On 11 February 2015, the Monetary Authority of Singapore (the “MAS”) issued a Consultation Paper containing draft amendments to the Securities and Futures Act (the “SFA”) to implement the key initiatives set out below. The consultation exercise closed on 24 March 2015.
- OTC derivative reforms
In November 2012, the requirements for reporting and clearing of over-the-counter (“OTC”) derivative transactions and the regulatory regime of OTC derivatives trade repositories (“TRs”) and clearing facilities were put in place. Some changes are proposed in the Consultation Paper to finetune the current mandatory reporting requirements for OTC derivatives, including providingexpressly in the SFA that a financial institution that is subject to the banking secrecy or confidentiality laws will not be regarded as breaching the confidentiality laws when it discloses a customer’s information for the purpose of complying with the reporting requirements for OTC derivatives in the SFA or foreign reporting obligations of the jurisdictions prescribed by the MAS.
The Consultation Paper also proposes to amend the SFA to implement the regulatory regime for derivative market operators and market intermediaries for OTC derivatives.
In addition, the MAS announced that it will not be mandating a trading regime for OTC derivatives for now.
- Transfer of regulation of commodity derivatives from the CTA to the SFA
Currently, the MAS regulates commodity futures under the SFA while the International Enterprise Singapore Board (the “IE”) regulates commodity derivatives and spot commodity under the Commodity Trading Act (the “CTA”). The regulatory oversight of commodity derivatives will be transferred from the IE under the CTA to the MAS under the SFA. Spot commodity trading will continue to be administered by the IE.
- New regulatory framework for marking of short-sell orders and short position reporting
Brokers who are Trading Members of the Singapore Exchange Securities Trading Limited (the “SGX-ST”) are required to mark short-sell orders before they may be placed in the trading system. A short-sell order is any sell order where the seller does not own in full the quantity of the security to be sold at the time of placing the order. The requirements for marking of short-sell orders are currently set out in the SGX-ST Trading Rules.
The Consultation Paper contains the legislative changes in the SFA to implement a new regime under the SFA to formalise the requirements for marking of short-sell orders as well as to require the reporting of net short positions for all securities listed on the SGX-ST Mainboard and Catalist which require delivery of underlying securities.

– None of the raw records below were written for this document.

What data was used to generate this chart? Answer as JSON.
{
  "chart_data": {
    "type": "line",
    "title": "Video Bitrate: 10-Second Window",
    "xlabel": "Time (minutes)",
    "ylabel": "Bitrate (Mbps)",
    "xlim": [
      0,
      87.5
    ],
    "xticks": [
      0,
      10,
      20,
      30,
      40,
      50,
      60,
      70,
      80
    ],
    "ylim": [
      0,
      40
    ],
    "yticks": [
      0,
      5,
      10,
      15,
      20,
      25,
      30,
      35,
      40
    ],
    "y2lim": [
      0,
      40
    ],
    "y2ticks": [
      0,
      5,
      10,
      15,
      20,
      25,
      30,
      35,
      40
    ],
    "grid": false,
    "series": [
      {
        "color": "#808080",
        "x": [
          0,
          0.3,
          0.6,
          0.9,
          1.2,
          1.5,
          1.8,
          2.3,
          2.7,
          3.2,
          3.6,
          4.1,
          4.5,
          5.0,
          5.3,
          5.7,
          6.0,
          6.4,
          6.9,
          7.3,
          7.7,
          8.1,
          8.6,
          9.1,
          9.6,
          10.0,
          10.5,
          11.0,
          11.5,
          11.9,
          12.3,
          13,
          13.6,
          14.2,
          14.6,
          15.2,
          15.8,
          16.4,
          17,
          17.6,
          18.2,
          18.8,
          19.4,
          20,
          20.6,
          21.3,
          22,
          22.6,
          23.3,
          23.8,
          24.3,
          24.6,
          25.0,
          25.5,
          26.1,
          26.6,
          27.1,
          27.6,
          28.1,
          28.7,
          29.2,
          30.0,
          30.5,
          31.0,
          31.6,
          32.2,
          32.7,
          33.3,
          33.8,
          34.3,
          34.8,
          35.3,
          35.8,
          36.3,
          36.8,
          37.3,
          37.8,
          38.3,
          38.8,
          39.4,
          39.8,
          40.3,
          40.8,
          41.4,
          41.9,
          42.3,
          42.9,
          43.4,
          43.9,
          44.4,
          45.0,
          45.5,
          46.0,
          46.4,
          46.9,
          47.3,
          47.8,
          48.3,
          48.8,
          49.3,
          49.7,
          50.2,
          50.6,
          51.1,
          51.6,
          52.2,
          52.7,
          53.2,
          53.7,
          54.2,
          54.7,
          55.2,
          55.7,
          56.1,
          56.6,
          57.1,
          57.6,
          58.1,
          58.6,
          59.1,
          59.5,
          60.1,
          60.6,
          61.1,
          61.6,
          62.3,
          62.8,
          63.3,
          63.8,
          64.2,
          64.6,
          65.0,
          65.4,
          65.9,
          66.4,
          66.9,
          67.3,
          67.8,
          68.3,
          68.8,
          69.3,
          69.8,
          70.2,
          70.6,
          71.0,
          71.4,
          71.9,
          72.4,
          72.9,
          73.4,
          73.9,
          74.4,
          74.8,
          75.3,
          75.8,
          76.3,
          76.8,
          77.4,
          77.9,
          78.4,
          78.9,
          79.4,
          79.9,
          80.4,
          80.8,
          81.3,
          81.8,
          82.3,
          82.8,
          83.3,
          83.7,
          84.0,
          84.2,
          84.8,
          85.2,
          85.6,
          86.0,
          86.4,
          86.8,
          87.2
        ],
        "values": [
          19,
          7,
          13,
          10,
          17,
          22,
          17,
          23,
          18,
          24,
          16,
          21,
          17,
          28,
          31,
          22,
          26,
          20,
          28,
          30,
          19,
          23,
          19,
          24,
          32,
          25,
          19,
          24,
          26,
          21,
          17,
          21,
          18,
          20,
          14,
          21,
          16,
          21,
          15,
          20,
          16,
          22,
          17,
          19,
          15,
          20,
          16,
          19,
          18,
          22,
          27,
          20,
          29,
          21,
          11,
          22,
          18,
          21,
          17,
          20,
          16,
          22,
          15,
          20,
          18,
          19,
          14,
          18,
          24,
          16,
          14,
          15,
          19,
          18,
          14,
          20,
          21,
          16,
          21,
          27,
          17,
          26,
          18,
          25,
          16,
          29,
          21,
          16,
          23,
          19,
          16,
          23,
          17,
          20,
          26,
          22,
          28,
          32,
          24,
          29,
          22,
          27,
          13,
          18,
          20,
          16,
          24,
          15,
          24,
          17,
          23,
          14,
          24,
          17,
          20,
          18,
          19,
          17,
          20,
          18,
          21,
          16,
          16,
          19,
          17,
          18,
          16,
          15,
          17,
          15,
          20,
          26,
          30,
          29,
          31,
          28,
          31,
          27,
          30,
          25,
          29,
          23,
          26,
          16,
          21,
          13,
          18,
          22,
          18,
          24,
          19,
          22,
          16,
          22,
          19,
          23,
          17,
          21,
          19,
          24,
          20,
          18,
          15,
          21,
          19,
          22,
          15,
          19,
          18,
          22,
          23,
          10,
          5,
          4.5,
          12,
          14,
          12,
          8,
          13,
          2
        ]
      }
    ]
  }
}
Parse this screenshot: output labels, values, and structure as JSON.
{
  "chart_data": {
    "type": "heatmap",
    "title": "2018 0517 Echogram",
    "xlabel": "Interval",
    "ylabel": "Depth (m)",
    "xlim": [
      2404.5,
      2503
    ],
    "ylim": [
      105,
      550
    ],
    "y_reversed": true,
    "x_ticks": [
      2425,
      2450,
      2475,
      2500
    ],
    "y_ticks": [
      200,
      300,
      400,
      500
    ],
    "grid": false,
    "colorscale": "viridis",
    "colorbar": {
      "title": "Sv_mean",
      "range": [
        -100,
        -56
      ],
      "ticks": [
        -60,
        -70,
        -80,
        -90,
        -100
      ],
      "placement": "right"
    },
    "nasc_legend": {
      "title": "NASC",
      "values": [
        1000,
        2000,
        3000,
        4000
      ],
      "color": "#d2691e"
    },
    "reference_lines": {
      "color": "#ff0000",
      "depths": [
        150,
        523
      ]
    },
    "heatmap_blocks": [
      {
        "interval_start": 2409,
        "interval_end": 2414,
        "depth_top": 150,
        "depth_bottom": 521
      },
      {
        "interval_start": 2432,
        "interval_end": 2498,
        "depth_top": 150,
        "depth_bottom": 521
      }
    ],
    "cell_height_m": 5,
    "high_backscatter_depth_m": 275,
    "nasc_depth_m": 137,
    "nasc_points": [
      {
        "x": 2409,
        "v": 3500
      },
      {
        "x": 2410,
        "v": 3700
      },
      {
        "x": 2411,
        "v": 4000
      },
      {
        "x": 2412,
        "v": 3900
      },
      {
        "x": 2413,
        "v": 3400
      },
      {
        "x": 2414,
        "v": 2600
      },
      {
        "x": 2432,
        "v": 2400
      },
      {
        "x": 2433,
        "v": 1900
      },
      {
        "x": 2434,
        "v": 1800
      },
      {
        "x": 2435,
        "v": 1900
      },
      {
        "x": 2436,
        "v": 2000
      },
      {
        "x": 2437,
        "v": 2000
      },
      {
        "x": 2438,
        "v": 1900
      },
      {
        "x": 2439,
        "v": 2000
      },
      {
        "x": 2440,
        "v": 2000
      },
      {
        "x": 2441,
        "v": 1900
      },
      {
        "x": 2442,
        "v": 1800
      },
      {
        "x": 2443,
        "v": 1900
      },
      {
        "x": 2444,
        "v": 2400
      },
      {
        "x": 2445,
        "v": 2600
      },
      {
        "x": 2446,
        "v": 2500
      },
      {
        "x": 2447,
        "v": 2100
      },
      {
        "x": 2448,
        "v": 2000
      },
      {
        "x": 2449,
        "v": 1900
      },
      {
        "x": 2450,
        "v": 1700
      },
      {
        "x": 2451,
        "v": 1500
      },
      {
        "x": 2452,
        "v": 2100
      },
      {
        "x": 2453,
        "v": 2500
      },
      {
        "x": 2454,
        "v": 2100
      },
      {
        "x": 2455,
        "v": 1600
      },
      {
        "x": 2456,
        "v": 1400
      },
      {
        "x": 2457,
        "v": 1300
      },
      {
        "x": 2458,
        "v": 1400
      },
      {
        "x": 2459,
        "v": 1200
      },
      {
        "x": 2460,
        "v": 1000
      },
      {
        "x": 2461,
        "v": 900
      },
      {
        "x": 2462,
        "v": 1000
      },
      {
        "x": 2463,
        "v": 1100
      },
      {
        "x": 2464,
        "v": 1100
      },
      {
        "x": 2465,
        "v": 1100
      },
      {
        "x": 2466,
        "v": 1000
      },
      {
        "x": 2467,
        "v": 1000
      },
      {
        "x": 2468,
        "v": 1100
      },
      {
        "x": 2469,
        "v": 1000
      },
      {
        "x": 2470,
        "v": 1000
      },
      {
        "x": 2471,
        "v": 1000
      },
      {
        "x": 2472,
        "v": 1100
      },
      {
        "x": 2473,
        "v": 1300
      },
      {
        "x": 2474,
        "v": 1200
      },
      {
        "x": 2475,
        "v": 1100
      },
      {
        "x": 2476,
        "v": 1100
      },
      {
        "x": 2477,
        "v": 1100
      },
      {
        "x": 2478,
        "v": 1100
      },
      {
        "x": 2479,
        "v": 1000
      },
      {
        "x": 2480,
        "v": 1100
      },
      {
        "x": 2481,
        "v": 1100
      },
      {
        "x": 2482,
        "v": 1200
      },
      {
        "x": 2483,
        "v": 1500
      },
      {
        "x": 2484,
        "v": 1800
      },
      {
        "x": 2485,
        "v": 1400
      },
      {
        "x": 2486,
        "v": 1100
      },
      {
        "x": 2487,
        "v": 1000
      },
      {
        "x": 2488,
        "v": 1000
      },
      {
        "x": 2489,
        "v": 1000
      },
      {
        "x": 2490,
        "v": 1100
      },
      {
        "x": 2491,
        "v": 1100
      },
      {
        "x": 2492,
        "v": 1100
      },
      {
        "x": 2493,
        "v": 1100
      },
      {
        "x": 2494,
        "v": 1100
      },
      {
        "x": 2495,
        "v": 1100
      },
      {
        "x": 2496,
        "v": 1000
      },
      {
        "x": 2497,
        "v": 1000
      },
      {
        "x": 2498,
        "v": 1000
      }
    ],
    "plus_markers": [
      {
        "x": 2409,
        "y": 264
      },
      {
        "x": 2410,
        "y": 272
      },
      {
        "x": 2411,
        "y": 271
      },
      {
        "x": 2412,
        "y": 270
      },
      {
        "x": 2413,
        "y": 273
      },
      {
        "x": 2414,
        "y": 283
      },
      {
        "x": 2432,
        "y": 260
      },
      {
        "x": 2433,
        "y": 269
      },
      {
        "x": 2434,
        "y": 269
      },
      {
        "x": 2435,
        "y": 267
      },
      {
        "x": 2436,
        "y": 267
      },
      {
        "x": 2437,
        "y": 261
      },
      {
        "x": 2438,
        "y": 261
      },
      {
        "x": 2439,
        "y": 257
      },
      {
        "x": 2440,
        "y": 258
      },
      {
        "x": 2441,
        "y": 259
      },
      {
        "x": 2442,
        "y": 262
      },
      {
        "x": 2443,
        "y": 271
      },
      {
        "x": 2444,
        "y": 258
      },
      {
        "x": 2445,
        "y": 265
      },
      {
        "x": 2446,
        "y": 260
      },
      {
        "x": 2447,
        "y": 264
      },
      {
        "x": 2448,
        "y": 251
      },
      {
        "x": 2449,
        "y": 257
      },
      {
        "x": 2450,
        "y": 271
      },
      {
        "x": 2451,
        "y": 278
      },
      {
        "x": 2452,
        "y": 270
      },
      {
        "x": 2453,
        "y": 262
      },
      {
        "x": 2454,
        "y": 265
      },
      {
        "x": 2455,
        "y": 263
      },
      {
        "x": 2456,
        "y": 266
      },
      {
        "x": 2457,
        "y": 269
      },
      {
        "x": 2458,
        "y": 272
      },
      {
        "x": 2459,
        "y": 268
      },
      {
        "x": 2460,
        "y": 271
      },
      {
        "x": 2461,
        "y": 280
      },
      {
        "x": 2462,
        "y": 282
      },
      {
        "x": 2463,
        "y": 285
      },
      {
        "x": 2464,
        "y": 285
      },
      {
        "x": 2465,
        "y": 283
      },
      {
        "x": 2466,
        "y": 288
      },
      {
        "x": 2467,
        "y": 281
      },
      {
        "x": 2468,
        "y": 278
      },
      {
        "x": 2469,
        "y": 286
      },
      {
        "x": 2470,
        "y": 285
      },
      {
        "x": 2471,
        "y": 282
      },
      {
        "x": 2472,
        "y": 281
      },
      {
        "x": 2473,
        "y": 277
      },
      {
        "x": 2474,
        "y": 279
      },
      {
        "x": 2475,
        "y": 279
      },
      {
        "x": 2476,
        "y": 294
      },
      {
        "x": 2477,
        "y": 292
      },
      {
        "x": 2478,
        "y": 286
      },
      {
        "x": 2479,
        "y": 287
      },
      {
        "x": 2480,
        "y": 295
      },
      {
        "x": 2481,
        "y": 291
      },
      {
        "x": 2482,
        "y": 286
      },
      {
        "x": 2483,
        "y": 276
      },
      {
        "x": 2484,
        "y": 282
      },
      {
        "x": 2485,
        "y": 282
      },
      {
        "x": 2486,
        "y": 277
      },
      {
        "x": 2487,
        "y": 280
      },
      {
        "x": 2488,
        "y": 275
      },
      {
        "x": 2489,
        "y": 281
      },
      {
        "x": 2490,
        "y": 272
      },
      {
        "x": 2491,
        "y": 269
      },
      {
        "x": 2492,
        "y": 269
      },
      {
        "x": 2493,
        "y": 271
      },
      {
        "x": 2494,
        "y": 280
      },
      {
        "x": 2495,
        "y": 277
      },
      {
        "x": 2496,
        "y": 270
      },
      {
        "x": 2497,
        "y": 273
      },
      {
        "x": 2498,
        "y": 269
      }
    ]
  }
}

These positions will be aggregated and published.
- Fine-tuning changes to market misconduct provisions
The MAS proposes to make the following changes to the market misconduct provisions in the SFA to strengthen the effectiveness of the enforcement regime in deterring market misconduct:
- Clarifying the meaning of “material” in section 199 of the SFA which prohibits a person from making a statement or disseminating information that is false or misleading in a “material particular” and is likely to affect the market price of securities or induce the dealing of securities by any other person;
- Introducing a new definition of “persons who commonly invest in securities” for the purpose of determining what is price-sensitive information that is not generally available under the insider trading offence;
- Revising the ceiling for the civil penalty quantum which may be sought by the MAS from a person who has contravened a market misconduct provision in the SFA;
- Providing expressly that the civil penalty claims by the MAS against a person who is being investigated for possible contraventions of the market misconduct provisions will have priority over any private debt owed by the suspect which accrues after a freezing order has been made against his assets.
- Amending the criteria for recognising foreign CIS
Currently, the MAS is allowed under the SFA to recognise foreign collective investment schemes (CIS”) for offers to retail investors in Singapore only if the laws and practices of the jurisdiction that the CIS is constituted and regulated under afford retail investors protection that is equivalent to that afforded to investors of Singapore-constituted CIS that are authorised under the SFA. The MAS is proposing to provide flexibility to take into account factors other than the laws and practices under which a foreign CIS is governed when considering whether to recognise a foreign CIS.